CAIRO: The Chamber of Metallurgical Industries (CMI) at the Federation of Egyptian Industries (FEI) appealed to the Anti-Dumping and Subsidy at the Ministry of Industry and Trade to control import of Chinese steel to protect national production, Youm7 reported Sunday.
Head of CMI Mohammed Hanafi announced they presented an official complaint to the Ministry of Trade on Sunday to take an actual step to prevent the import of Chinese steel freight into the Egyptian market. This would protect the national steel production and those who can get harmed in the production of Chinese Steel.
“Intense contact between CMI, the Egyptian Custom Authority, and the Ministry of Trade to either prevent Chinese steel from entering the market or imposing dumping fees,” Hanafi said. Dumping fees would raise the price of the steel and would prevent mass demands.

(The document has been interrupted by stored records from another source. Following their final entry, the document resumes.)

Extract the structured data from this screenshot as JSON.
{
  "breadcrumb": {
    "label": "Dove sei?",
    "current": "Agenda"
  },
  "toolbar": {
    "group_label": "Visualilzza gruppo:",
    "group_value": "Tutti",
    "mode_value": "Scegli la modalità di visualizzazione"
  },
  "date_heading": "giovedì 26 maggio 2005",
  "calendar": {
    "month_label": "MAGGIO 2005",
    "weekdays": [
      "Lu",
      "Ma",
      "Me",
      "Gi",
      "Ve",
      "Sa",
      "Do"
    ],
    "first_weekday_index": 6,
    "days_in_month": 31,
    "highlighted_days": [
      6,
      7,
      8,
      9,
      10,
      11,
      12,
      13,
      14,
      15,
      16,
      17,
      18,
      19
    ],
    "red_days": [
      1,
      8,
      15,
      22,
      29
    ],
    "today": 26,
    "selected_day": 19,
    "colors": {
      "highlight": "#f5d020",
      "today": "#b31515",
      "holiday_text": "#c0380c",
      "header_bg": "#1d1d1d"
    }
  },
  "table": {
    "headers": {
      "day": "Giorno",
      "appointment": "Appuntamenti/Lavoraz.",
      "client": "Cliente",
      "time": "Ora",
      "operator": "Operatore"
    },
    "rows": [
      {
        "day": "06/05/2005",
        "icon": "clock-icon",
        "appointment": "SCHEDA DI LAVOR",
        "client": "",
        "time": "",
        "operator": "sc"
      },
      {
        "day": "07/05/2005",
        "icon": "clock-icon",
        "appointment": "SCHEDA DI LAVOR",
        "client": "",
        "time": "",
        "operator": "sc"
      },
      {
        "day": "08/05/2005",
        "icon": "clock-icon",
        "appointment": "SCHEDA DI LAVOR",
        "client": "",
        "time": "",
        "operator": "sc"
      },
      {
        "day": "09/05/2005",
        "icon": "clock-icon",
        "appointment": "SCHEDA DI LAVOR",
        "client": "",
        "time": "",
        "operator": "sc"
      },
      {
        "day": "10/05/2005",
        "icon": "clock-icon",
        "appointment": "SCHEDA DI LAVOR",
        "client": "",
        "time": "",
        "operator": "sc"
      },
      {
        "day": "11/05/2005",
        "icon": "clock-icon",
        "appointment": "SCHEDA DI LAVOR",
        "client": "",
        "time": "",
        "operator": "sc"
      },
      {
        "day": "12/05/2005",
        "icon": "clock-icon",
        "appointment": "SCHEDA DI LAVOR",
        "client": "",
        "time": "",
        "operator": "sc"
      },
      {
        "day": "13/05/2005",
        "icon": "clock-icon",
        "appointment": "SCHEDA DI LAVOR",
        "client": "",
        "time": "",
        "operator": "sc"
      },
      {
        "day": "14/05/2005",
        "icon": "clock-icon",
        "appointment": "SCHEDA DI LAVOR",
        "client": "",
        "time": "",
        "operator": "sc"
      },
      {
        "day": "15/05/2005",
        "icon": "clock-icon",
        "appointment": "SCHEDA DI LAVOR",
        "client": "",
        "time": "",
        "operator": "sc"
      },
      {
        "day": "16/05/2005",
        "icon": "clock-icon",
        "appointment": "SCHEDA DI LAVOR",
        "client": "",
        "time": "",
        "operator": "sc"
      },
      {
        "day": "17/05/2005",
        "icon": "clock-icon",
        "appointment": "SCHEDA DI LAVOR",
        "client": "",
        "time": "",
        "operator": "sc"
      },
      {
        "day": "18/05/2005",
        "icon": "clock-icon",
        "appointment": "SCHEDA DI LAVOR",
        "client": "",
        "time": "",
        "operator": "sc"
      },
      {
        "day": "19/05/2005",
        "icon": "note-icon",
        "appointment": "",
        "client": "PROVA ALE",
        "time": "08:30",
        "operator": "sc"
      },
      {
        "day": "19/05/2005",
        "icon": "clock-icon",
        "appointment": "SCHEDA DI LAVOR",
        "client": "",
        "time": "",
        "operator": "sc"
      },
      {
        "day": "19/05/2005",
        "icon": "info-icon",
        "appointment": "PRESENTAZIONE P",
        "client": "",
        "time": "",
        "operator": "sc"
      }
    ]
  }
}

Besides imposing dumping fees, CMI will work on clearing specifications and quality differences between imported and local steel. “The chamber seeks to protect people first since it has low and weak rigidity and quality and balance the prices,” Hanafi said.
“The prices of Chinese manufactured steel are less than the prices of the imported raw billet at $20,” he said and that the prices of the imported-raw billet increased to $90 while imported steel are worth $70.
Following the past hike in steel prices, a number of steel importers and traders in Egypt have already agreed on buying large quantities of Chinese steel as a step to enter the Egyptian market once they get a chance, head of Building Material Division at the Cairo Chamber of Commerce Ahmed Al-Zeiny told The Cairo Post on Aug. 6.
“The quantity of Chinese steel already entered Egyptian markets,” Zeiny said, pointing out that allowing bigger import of Chinese steel will destroy the local industry.
After the Eid vacation in August, Egyptian steel companies added an extra 150 EGP per ton, which caused prices to reach 5,200 EGP per ton while imported steel reached 4,900 EGP per ton despite international stability in steel prices at $570 per ton, Mubasher reported Aug. 2.